夕暮れ時、旅立ちの準備を整えたエルノアに、ニコラが小さな包みを差し出した。
「これ、受け取ってくれ。パフの抜け毛で織った特製のハンカチだ。何でも吸い込む上に、汚れもすぐ落ちる優れものでな」
「まあ……! 肌触りも最高で、実用性まであるなんて……!」
エルノアは受け取ったハンカチを頬に当て、うっとりと目を細めた。名残惜しそうに膝から降りようとしないパフの頭を、最後にもう一度優しく撫でる。
「パフさん、とっても楽しい時間をありがとうございました」
「ぷぅい、ぷぅい」
パフは名残惜しそうにエルノアの手にすり寄り、それから小さく丸まって、まるで別れを惜しむように鼻をぐすんと鳴らした。その様子があまりに愛らしくて、エルノアは思わず噴き出してしまう。
「ふふ、そんなに寂しそうな顔をしないでください。
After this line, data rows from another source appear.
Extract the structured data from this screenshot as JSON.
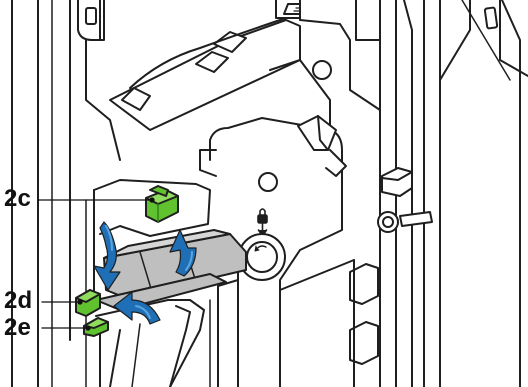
{
  "figure": {
    "callouts": [
      {
        "id": "2c",
        "label": "2c"
      },
      {
        "id": "2d",
        "label": "2d"
      },
      {
        "id": "2e",
        "label": "2e"
      }
    ],
    "colors": {
      "line": "#1f1f1f",
      "gray_fill": "#bfbfbf",
      "light_fill": "#ffffff",
      "handle_green": "#61c22f",
      "handle_green_dark": "#2f7d1a",
      "arrow_blue": "#1f6fb6",
      "arrow_blue_light": "#58a6e0"
    },
    "icons": [
      "lock-icon",
      "rotation-knob-icon",
      "green-handle-icon",
      "blue-rotation-arrow-icon"
    ]
  }
}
また、いつか会いに来ますからね」
「ニコラさんも、素敵なお店を見せてくださって感謝します」
「こっちこそ世話になったよ。また寄ってくれ、次はもっと珍しい品を用意しておくからな」
店の外まで見送りに出たニコラとパフに手を振り、エルノアは軽やかな足取りで宿屋へと向かった。
その夜、宿の部屋で『無題の皮革手帳』を開いたエルノアは、今日の出来事を思い出してくすりと笑いを漏らした。頬には店の壺がぶつかった時の小さな痣が残っていたが、それすらも今は誇らしい勲章のように思えた。
「まさか、手帳を開いても白紙になっていないなんて。今日も、ちゃんと私の記憶として残っているのですね」
しみじみと呟き、羽根ペンを手に取る。窓の外から聞こえる街のざわめきに耳を傾けながら、エルノアはゆっくりとペンを走らせた。
『〇月〇日、ラパンの街にて。とっても可愛いモフモフのパフちゃんと、賑やかな大掃除をしました。少し服が汚れましたが、とても楽しい一日でした』
書き終えたページを見つめ、エルノアは満足げに手帳を閉じた。サッチェルバッグの中では、一話の街の星の歯車、二話の空色のしおり、三話の木彫りのパン、そして今日新しく加わったモフモフのハンカチが、賑やかに触れ合って小さな音を立てている。
「ふふ、今日も一つ、忘れられない思い出が増えました」
パフのふわふわとした感触が、まだ手のひらに残っている気がする。今日出会った不思議な人たちとの一日を、エルノアはもう一度胸の中で丁寧になぞり直した。
窓の外には、ラパンの街の灯りがちらちらと瞬いていた。ベッドに横たわったエルノアは、今日一日のドタバタ劇を思い返しながら、温かい気持ちのまま静かに眠りについた。夢の中でも、モフモフのパフと一緒に店中を駆け回っているような、そんな幸せな気配がいつまでも漂っていた。